Cinta, aduh … cinta.

Kun fayakun, jadi maka jadilah! Sang Pencipta cukup hanya mengucapkan sepatah kata, maka semua jadi! Langit, bumi, dan alam semesta, jadi hanya dengan kun fayakun. Dengan tongkat, Musa membelah laut Teberau. Dengan suara kidung pujian, umat merobohkan tembok Yeriko yang kukuh. Namun, aaahhh, Sang Cinta menggantungkan hidup-Nya kepada remaja belia. Rasa sakit bersalin jadi bagian dari tanda-tanda kedatangan-Nya. Anak Allah yang Maha Tinggi rela dibesarkan dan bergantung kepada air susu anak dara.

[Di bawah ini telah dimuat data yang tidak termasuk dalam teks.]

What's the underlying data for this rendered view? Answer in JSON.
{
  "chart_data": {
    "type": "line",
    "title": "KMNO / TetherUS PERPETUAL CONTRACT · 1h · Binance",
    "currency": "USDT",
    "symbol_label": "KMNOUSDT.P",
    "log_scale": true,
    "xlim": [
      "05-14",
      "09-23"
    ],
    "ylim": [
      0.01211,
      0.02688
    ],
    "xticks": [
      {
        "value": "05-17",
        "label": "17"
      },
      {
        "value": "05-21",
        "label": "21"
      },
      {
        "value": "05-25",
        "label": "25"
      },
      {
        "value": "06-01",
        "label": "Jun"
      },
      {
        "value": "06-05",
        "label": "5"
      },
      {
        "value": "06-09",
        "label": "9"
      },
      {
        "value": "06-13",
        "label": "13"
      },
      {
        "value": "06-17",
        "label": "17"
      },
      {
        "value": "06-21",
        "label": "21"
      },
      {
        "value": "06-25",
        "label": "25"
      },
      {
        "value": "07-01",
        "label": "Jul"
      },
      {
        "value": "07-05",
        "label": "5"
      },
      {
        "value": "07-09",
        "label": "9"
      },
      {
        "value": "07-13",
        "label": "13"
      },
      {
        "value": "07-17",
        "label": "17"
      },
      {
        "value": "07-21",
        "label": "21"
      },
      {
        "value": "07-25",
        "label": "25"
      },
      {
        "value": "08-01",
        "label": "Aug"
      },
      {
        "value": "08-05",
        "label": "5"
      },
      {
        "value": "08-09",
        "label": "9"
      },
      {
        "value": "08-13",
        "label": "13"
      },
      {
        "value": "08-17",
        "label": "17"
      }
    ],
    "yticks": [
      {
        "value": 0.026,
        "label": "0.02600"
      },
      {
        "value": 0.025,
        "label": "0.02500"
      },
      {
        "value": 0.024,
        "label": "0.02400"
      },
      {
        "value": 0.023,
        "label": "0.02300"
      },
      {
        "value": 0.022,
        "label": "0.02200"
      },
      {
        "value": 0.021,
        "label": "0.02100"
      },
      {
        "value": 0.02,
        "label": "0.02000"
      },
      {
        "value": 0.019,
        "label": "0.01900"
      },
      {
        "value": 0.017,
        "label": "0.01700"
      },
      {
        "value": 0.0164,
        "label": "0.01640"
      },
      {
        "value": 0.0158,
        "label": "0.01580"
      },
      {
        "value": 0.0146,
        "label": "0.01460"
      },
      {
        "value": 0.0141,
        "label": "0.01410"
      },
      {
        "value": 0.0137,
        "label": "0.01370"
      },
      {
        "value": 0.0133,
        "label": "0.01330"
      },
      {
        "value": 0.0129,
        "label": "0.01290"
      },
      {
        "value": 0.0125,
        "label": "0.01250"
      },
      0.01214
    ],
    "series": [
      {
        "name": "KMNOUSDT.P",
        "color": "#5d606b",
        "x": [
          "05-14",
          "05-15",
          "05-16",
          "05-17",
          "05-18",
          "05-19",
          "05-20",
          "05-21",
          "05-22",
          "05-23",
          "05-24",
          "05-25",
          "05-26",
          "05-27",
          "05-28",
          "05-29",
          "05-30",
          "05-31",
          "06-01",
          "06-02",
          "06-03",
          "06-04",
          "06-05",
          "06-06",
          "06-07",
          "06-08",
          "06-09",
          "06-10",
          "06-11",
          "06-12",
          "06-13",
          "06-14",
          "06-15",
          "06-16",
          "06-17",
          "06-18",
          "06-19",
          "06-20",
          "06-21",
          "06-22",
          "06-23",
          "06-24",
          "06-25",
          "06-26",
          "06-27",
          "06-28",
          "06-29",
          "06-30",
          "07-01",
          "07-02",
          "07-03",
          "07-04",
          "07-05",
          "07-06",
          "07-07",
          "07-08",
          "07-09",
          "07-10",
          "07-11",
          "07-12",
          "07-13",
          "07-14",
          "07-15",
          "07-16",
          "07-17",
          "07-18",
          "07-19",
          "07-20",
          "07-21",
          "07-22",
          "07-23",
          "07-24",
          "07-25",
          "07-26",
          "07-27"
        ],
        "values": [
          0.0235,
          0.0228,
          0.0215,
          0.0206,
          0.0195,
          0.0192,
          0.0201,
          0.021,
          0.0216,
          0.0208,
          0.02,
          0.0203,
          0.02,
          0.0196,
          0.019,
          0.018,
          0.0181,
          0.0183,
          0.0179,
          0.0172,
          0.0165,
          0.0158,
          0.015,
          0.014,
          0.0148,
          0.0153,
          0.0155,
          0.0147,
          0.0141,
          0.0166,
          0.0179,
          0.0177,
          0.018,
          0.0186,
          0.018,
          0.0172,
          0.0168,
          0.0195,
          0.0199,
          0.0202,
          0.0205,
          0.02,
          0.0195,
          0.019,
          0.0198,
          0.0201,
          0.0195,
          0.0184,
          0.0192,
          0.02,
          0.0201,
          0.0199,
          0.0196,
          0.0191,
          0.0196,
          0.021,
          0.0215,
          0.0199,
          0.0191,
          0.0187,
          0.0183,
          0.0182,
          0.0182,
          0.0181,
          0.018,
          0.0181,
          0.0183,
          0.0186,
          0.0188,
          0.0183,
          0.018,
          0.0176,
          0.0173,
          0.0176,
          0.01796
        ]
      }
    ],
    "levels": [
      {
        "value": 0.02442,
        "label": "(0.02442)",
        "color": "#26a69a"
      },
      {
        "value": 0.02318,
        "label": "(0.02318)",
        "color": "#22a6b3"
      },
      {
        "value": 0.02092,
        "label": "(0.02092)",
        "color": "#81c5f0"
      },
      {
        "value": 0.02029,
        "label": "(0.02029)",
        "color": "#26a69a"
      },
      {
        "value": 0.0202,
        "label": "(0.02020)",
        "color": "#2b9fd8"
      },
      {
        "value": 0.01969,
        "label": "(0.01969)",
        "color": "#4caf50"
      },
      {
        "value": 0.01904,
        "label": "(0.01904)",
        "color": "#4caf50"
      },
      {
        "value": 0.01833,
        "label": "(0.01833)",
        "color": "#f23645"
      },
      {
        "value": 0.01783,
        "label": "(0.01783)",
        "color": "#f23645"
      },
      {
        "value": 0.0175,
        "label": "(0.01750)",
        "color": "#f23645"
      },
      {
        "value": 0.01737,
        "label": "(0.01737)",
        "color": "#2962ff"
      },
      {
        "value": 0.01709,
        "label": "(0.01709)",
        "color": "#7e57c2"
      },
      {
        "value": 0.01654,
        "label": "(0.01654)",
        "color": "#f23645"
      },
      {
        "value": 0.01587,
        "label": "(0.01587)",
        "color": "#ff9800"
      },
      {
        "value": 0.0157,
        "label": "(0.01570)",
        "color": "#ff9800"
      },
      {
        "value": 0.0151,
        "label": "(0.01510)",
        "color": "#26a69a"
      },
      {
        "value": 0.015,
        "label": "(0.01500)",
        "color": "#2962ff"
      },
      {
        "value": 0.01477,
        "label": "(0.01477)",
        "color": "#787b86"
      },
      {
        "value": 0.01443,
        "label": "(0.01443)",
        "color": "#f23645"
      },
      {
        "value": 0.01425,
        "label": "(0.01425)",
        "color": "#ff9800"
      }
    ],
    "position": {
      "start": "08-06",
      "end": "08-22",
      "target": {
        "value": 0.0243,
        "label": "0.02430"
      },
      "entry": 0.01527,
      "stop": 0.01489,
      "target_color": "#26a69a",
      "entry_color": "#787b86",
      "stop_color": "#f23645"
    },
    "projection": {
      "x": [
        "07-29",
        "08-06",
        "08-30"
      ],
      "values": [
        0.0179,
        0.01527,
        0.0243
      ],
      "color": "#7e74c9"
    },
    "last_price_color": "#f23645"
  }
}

Adakah hal lain yang lebih membingungkan?

Cinta, aduh … cinta.

Kun fayakun, Sang Firman, membatasi diri menjadi bayi! Untuk kata ma ma sekalipun, Dia harus belajar dari dini. Firman yang penuh kuasa menjadi bunyi yang tak berarti. Bagaimana mungkin ini bisa dimengerti?

Cinta, aduh … cinta.

Sebab justru dalam kelemahanlah kuasa-Ku menjadi sempurna. Sebab itu terlebih suka aku bermegah atas kelemahanku, supaya kuasa Kristus turun menaungi aku.

-2 Korintus 12: 9

Kebesaran-Nya terlihat dari kesediaan-Nya melepaskan hak “kemahaan”-Nya. Kuasa ilahi tak mengalir melalui keperkasaan, melainkan melalui kelemahan. Kesetiaan-Nya tampak bukan lewat kesuksesan, tetapi melalui kegagalan. Kebaikan-Nya nyata tidak pada hidup yang berhasil, tetapi dalam penderitaan.

Jangan pergi jauh mencari, Dia ada di kandang biri-biri. Sang Cinta tidak Sahabat temui di rumah pesta. Dia ada di rumah duka! Enggan di istana, Dia senang bersama kaum duafa. Temuilah mereka yang berduka, maka Sahabat akan jumpa dengan Sang Cinta. Maaf, sejatinya saya betah di istana! Moga Sahabat tidak (nsm).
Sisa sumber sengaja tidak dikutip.